Fourier transform of distributions on the circle

Question

We can easily define Fourier transform of tempered distributions on the real line (or any Euclidean space $R^n$). My question is: can we define Fourier transform of distributions on the circle in a similar way? Here I think we can define distributions as the dual space of smooth functions on the circle (smooth periodic functions).

Answer 1

In a word, yes this all works.

Yes, a distribution on $\Bbb T$ is an element of the dual of $C^\infty(\Bbb T)$. About "tempered distributions": One does not talk about tempered distributions in this context.

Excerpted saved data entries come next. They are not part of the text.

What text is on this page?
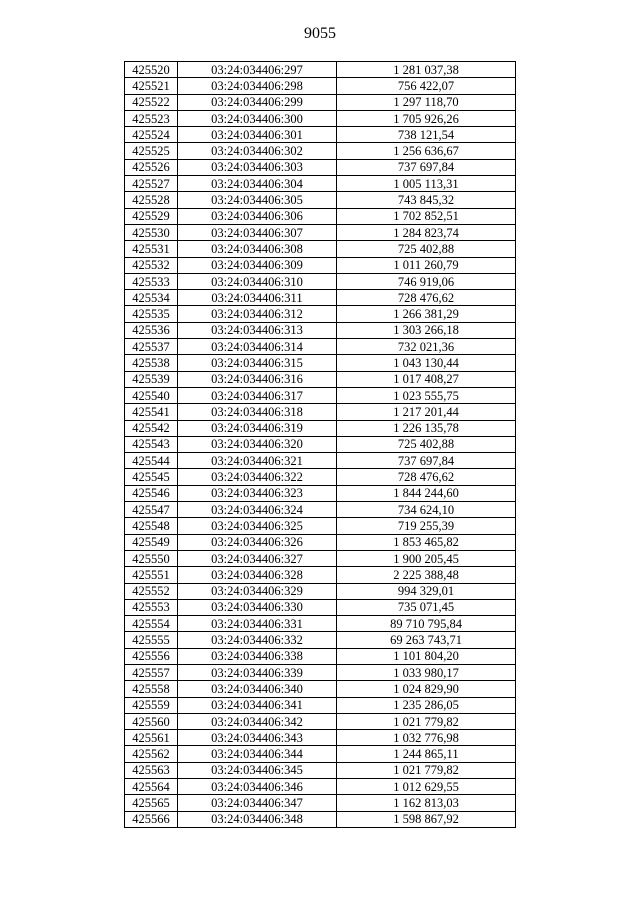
9055
425520	03:24:034406:297	1 281 037,38
425521	03:24:034406:298	756 422,07
425522	03:24:034406:299	1 297 118,70
425523	03:24:034406:300	1 705 926,26
425524	03:24:034406:301	738 121,54
425525	03:24:034406:302	1 256 636,67
425526	03:24:034406:303	737 697,84
425527	03:24:034406:304	1 005 113,31
425528	03:24:034406:305	743 845,32
425529	03:24:034406:306	1 702 852,51
425530	03:24:034406:307	1 284 823,74
425531	03:24:034406:308	725 402,88
425532	03:24:034406:309	1 011 260,79
425533	03:24:034406:310	746 919,06
425534	03:24:034406:311	728 476,62
425535	03:24:034406:312	1 266 381,29
425536	03:24:034406:313	1 303 266,18
425537	03:24:034406:314	732 021,36
425538	03:24:034406:315	1 043 130,44
425539	03:24:034406:316	1 017 408,27
425540	03:24:034406:317	1 023 555,75
425541	03:24:034406:318	1 217 201,44
425542	03:24:034406:319	1 226 135,78
425543	03:24:034406:320	725 402,88
425544	03:24:034406:321	737 697,84
425545	03:24:034406:322	728 476,62
425546	03:24:034406:323	1 844 244,60
425547	03:24:034406:324	734 624,10
425548	03:24:034406:325	719 255,39
425549	03:24:034406:326	1 853 465,82
425550	03:24:034406:327	1 900 205,45
425551	03:24:034406:328	2 225 388,48
425552	03:24:034406:329	994 329,01
425553	03:24:034406:330	735 071,45
425554	03:24:034406:331	89 710 795,84
425555	03:24:034406:332	69 263 743,71
425556	03:24:034406:338	1 101 804,20
425557	03:24:034406:339	1 033 980,17
425558	03:24:034406:340	1 024 829,90
425559	03:24:034406:341	1 235 286,05
425560	03:24:034406:342	1 021 779,82
425561	03:24:034406:343	1 032 776,98
425562	03:24:034406:344	1 244 865,11
425563	03:24:034406:345	1 021 779,82
425564	03:24:034406:346	1 012 629,55
425565	03:24:034406:347	1 162 813,03
425566	03:24:034406:348	1 598 867,92
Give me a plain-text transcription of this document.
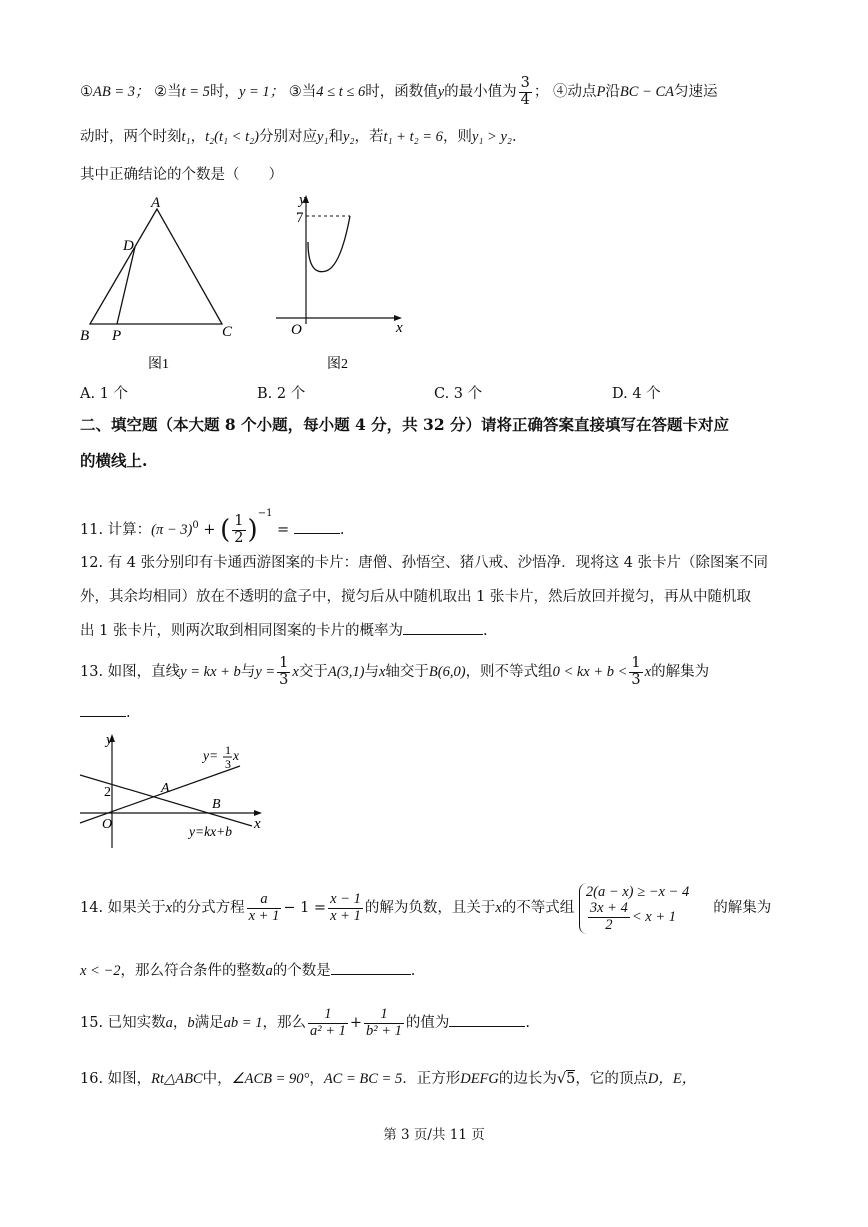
①AB = 3； ②当t = 5时，y = 1； ③当4 ≤ t ≤ 6时，函数值y的最小值为 $\frac{3}{4}$ ； ④动点P沿BC − CA匀速运
动时，两个时刻t₁，t₂(t₁ < t₂)分别对应y₁和y₂，若t₁ + t₂ = 6，则y₁ > y₂.
其中正确结论的个数是（　　）
A
D
B P	C
图1
7
y
x
O
图2
A. 1 个	B. 2 个	C. 3 个	D. 4 个
二、填空题（本大题 8 个小题，每小题 4 分，共 32 分）请将正确答案直接填写在答题卡对应
的横线上.
11. 计算：$(\pi - 3)^0$ + ( $\frac{1}{2} )^{-1}$ =	.
12. 有 4 张分别印有卡通西游图案的卡片：唐僧、孙悟空、猪八戒、沙悟净．现将这 4 张卡片（除图案不同
外，其余均相同）放在不透明的盒子中，搅匀后从中随机取出 1 张卡片，然后放回并搅匀，再从中随机取
出 1 张卡片，则两次取到相同图案的卡片的概率为	.
13. 如图，直线y = kx + b与$y = \frac{1}{3}$ x交于A(3,1)与x轴交于B(6,0)，则不等式组0 < kx + $b < \frac{1}{3}$ x的解集为
.
y
x
O
2	A
B
y=kx+b
y= 1
3
x
14. 如果关于x的分式方程 $\frac{a}{x + 1} - 1 = \frac{x - 1}{x + 1}$ 的解为负数，且关于x的不等式组
2(a − x) ≥ −x − 4
$\frac{3x + 4}{2} < x + 1$
的解集为
x < −2，那么符合条件的整数a的个数是	.
15. 已知实数a，b满足ab = 1，那么 $\frac{1}{\text{a² + 1}} + \frac{1}{\text{b² + 1}}$ 的值为	.
16. 如图，Rt△ABC中，∠ACB = 90°，AC = BC = 5．正方形DEFG的边长为√5，它的顶点D，E，
第 3 页/共 11 页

But on the line, any distribution with compact support is tempered; since any distribution on $\Bbb T$ has compact support it turns out that any distribution on $\Bbb T$ is as nice as tempered distributions on the line, in particular it has a Fourier transform.

If $u$ is a distribution on $\Bbb T$ we define the Fourier coefficients by $$\hat u(n)=u(e_n)\quad(n\in\Bbb Z),$$where $$e_n(t)=e^{-int}.$$

Say the sequence $(a_n)$ has polynomial growth if there exist $c$ and $N$ so $$|a_n|\le c(1+|n|)^N.$$

Theorem If $u$ is a distribution on $\Bbb T$ then the sequence $(\hat u(n))$ has polynomial growth. Conversely, if $(a_n)$ is a sequence with polynomial growth then there exists a distribution $u$ on $\Bbb T$ such that $\hat u(n)=a_n$.

Proof: If $u$ is a distribution then the fact that $u$ is bounded on $C^\infty(\Bbb T)$ implies that $\hat u(n)$ has polynomial growth.

Conversely, if $(a_n)$ has polynomial growth we need to show that the sequence $$\sum a_n e^{int}$$converges in $(C^\infty(\Bbb T)'$. This is easy: If $\phi\in C^\infty(\Bbb T)$ then for every $N$ there exists $c$ with $$|\hat\phi(n)|\le c(1+|n|)^{-N};$$hence $\sum a_n\hat\phi(n)$ converges.